I’ve been interested in reading Kenneth Harkness’s book “The Official Blue Book and Encyclopedia of Chess”. Some of the rules which were in effect in 1956 seem unfair, unworkable and unduly harsh by today’s standards. For example:
If both players stopped recording their moves, and had failed to record ten moves for each side, the director could declare the game lost for both players. According to Harkness, a player who was very short of time might be excused from recording his moves as an act of leniency by the director, but would still be subject to the double forfeit if his opponent also stopped recording his moves. There was no rule about a player with less than five minutes left on the clock not having to record his moves.
A player with a handicap or religious conviction which prevented him from recording his moves, moving the men on the chessboard or stopping the clock could ask the director to allow a deputy to perform those functions for him. The opponent could object to the choice of deputy, e.g. on the grounds that the deputy was a stronger player than the player with the handicap, and could also insist on having a deputy of his own, in which case it would be the responsibility of the player with the handicap to find a deputy for the opponent as well as himself. Nothing is said about what would happen if this second deputy couldn’t be found, except that neither the Director nor the Local Tournament Committee could be held responsible for the consequences.

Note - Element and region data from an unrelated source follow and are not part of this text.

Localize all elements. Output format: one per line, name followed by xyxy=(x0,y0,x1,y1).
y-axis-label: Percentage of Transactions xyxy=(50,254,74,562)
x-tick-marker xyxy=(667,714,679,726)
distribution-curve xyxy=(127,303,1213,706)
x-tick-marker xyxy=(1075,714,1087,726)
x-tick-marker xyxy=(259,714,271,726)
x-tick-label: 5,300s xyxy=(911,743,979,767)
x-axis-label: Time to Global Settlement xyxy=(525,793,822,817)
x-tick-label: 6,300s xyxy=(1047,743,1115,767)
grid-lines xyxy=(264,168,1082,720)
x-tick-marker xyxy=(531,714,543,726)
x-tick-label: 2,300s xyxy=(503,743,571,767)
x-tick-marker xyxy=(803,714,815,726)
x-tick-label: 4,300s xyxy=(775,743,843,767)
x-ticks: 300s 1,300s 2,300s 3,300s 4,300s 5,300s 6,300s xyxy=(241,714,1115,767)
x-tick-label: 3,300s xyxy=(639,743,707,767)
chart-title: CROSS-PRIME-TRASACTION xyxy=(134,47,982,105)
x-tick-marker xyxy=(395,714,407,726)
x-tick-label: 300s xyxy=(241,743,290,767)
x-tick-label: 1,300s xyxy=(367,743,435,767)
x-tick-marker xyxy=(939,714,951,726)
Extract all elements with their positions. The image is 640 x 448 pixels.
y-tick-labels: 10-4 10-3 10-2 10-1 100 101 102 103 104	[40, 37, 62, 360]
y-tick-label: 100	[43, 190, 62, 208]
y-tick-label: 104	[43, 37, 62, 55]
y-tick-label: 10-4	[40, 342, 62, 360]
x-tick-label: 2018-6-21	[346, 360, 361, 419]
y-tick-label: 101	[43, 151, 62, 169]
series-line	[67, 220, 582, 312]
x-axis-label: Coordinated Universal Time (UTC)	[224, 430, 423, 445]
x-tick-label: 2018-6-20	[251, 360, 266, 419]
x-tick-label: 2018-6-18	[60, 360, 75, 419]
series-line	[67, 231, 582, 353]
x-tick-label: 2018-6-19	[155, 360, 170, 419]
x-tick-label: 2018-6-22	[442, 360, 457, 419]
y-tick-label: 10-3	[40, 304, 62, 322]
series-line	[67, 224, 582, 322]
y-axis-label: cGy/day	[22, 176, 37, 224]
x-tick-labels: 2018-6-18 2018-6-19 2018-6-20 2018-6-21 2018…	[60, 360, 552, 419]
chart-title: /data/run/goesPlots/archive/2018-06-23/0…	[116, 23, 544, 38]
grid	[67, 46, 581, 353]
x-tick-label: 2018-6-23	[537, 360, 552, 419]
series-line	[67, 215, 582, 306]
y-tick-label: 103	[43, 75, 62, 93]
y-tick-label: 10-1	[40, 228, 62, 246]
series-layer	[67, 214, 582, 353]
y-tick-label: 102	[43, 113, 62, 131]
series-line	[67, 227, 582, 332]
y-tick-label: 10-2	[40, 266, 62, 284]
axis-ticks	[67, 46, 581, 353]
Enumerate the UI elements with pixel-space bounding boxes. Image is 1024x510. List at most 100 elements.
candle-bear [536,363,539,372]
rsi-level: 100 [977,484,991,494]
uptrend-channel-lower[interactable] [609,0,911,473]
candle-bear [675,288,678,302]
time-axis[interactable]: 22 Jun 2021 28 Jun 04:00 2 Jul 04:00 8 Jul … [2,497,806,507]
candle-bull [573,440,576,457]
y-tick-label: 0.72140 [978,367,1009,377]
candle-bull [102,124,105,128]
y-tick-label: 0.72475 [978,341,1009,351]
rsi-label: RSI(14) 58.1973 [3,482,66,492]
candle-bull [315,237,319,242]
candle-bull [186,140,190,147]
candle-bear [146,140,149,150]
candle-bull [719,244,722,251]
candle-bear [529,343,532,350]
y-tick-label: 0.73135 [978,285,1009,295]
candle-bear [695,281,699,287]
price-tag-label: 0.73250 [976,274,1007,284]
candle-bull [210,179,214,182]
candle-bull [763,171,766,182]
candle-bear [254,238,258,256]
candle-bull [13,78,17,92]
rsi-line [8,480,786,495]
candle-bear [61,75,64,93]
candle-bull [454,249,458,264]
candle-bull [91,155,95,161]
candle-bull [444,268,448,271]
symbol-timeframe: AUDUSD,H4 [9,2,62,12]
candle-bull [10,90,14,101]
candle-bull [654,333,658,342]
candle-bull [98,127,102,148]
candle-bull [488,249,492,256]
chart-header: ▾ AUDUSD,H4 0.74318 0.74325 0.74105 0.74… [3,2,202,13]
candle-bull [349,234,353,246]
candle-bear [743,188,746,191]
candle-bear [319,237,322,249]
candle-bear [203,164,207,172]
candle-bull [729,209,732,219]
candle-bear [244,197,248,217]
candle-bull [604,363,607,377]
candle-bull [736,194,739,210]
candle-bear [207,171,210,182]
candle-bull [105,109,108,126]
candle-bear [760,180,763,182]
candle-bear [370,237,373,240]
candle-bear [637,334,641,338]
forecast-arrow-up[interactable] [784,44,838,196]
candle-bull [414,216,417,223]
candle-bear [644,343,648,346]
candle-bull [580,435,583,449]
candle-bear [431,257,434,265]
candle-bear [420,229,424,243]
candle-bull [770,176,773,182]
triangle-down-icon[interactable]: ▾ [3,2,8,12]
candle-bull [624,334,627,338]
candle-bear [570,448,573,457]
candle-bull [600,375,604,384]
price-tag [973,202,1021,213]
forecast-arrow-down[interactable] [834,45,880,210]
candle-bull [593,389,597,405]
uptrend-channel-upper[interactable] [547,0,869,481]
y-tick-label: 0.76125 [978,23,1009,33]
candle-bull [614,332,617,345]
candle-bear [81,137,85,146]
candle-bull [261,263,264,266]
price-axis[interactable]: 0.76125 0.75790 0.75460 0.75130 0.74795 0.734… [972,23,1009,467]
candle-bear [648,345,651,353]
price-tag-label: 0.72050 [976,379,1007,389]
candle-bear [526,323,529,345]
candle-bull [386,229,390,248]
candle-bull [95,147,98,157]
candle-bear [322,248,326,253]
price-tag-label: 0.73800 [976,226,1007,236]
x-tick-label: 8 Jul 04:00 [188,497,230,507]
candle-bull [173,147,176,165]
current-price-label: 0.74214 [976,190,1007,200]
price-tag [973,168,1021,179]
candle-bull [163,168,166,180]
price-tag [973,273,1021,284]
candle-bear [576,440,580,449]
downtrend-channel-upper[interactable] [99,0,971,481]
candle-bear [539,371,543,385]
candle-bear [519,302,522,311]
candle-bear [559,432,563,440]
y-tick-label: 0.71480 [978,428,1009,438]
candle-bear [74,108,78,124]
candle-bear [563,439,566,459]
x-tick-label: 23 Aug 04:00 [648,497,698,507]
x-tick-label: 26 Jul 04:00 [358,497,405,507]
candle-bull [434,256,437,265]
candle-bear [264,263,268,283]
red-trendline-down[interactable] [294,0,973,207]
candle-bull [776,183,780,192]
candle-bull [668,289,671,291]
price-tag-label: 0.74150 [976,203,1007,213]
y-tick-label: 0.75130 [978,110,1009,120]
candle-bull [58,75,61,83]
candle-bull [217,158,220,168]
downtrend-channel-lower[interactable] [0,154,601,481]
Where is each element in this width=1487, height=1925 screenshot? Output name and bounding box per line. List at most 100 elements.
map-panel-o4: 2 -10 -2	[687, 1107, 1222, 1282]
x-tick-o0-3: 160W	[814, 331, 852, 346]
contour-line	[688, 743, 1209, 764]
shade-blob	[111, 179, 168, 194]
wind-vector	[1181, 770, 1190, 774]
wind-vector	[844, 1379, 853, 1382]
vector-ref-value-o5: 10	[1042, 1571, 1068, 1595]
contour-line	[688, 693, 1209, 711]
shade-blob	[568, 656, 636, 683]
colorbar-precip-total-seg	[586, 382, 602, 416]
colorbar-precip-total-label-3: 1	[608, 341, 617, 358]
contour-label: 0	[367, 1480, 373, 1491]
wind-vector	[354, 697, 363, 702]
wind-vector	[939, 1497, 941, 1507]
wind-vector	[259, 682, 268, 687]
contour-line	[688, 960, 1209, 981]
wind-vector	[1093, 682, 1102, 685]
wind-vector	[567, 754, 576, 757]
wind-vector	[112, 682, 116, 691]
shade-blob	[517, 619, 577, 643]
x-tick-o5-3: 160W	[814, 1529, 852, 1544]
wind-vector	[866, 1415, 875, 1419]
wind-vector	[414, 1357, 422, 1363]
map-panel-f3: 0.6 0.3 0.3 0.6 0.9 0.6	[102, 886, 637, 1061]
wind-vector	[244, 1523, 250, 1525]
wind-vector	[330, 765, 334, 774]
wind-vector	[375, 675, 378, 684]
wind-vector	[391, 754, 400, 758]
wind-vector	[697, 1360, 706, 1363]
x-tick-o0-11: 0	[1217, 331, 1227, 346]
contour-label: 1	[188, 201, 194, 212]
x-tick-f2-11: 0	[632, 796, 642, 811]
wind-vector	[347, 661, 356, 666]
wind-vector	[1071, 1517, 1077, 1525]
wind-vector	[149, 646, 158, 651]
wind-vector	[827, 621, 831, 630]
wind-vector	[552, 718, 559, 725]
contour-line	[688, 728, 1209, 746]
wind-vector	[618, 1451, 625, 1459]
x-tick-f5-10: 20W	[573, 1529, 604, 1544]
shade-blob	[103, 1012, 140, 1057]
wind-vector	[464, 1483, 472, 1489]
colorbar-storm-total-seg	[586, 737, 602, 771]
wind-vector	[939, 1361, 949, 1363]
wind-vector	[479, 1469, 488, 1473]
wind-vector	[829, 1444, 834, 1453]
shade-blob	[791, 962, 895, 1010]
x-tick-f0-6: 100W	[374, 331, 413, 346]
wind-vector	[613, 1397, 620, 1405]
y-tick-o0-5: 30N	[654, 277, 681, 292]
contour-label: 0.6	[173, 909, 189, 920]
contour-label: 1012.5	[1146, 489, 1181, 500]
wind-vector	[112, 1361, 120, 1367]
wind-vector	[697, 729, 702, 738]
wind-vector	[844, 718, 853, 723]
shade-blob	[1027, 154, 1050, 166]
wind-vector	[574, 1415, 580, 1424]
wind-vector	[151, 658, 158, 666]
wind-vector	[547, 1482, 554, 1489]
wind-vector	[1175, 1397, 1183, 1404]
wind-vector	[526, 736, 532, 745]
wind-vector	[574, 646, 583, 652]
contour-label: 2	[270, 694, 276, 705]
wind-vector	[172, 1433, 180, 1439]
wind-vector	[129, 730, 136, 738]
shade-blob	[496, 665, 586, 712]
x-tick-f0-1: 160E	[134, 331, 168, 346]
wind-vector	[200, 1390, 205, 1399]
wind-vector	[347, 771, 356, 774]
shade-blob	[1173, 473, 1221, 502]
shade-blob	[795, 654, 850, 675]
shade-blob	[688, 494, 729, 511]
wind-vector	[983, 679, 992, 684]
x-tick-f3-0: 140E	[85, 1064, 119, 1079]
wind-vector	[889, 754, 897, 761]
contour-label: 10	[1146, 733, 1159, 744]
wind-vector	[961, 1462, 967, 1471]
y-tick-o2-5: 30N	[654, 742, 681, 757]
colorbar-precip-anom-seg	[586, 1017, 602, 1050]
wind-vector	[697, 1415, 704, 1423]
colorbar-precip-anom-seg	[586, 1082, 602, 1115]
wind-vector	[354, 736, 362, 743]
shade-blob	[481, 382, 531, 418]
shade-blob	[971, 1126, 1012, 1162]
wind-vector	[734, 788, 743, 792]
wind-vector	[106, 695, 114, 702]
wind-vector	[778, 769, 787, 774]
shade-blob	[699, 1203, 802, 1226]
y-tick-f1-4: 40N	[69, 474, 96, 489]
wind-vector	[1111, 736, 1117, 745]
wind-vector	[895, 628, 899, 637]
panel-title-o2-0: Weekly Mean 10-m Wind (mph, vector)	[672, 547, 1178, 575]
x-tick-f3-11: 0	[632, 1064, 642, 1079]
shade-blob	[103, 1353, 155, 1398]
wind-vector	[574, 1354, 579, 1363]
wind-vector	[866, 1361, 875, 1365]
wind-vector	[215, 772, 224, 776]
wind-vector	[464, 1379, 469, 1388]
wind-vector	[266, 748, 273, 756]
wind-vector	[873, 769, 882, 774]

No game played at a time limit of faster than 30 moves in an hour could be rated. Games which went too long could be adjudicated rather than adjourned if allowed by the tournament rules, but it was recommended that adjudications be judged by a master-strength player who was not playing in the tournament. Harkness mentions that games at some tournaments were played using what we would call a sudden death time control, but he strongly discourages this:
From a 2015 point of view it seems strange that Harkness considered adjudication to be a lesser evil than sudden death time controls. Of course there were no delay clocks in those days. Insufficient losing chances claims can be considered a kind of adjudication, except that the player making an ILC claim can’t win the game that way. It probably wasn’t easy finding master-strength players willing to be present at a tournament to adjudicate games but not play in the tournament.